By contrast, health incentives undermine intrinsic motivations for healthy behavior and are thus less successful in effecting long-term change: “90 percent of smokers who were paid for kicking the habit were back to smoking six months after the incentives ended” (70). Sandel continues to suggest The Immorality of Over-Commodification through illustrating that human motivations and behavior can’t be predictably increased or reduced due simply by economic incentives, as commodification changes how humans relate to the target behavior. Furthermore, through the innate complexity of these case studies Sandel promotes The Importance of Debate on Market Values. He urges readers to consider whether incentives work and whether they are morally objectionable or indicative of short-term thinking.

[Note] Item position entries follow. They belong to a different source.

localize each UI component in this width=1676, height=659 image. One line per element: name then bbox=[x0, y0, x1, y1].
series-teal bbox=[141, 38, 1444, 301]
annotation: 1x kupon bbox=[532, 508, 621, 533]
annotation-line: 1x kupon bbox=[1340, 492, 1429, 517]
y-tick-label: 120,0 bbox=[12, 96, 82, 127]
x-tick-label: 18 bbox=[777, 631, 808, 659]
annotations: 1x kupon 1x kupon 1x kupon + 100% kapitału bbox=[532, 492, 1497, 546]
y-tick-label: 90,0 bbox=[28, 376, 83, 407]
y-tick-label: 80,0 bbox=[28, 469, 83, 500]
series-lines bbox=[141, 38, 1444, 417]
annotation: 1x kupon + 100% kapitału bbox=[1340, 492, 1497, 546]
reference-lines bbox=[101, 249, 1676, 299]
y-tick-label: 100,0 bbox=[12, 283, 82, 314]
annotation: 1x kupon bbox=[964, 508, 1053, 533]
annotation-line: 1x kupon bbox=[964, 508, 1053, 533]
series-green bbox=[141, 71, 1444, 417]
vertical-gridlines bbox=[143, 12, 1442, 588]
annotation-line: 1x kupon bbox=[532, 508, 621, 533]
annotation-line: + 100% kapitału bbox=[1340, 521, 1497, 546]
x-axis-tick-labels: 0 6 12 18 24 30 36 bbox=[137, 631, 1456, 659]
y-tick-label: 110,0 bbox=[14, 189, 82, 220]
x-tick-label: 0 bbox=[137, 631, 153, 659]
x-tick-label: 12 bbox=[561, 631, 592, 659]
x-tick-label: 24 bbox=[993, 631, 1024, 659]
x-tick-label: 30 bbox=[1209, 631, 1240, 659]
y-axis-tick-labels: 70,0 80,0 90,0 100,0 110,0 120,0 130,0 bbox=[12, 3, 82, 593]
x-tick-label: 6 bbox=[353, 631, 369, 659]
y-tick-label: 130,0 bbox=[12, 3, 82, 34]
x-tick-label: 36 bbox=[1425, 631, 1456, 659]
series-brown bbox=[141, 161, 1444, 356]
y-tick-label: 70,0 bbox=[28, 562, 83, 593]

Sandel also argues that it is wrong for wealthy people and countries to dodge doing their fair share in solving issues that are global in nature, such as environmental destruction and global warming. Environmental taxes, emissions trading schemes, and carbon footprint taxes constitute an “outsourcing of an obligation” (90) that Sandel views as problematic. The rich are increasingly able to pay money rather than act with integrity while the poor have no other option, drawing attention to the theme of Free-Market Values and Social Inequality. Under the logic of emissions trading, “rather than tax gas-guzzling Hummers at home, it [the United States] could pay to restore an Amazonian rain forest or modernize an old coal-burning factory in a developing country” (86). Similarly, in terms of paying for one’s carbon footprint on a flight, “the airline will remedy the damage your flight does to the heavens by sending your $16.73 to a wind farm in Inner Mongolia” (93).

Sandel’s obvious skepticism about the integrity and meaningfulness of these schemes is clear: He likens these taxes and payments to medieval indulgences paid to the Catholic Church to excuse and offset moral transgressions. Sandel believes that they allow rich countries and rich individuals to “buy their way out of meaningful changes in their own wasteful habits” through these schemes, reinforcing the belief “that nature is a dumping ground for those who can afford it” (91). Instead, Sandel continues to extol the fact that not everything should be for sale, and that buying one’s way out of a duty to reduce emissions “undermines the sense of shared sacrifice necessary to future global cooperation on the environment” (87, emphasis added). Sandel thus continues to emphasize the way that commodifying concepts or ideas degrades an individual’s relationship to the sanctity of that idea, resulting in immoral and self-serving behavior.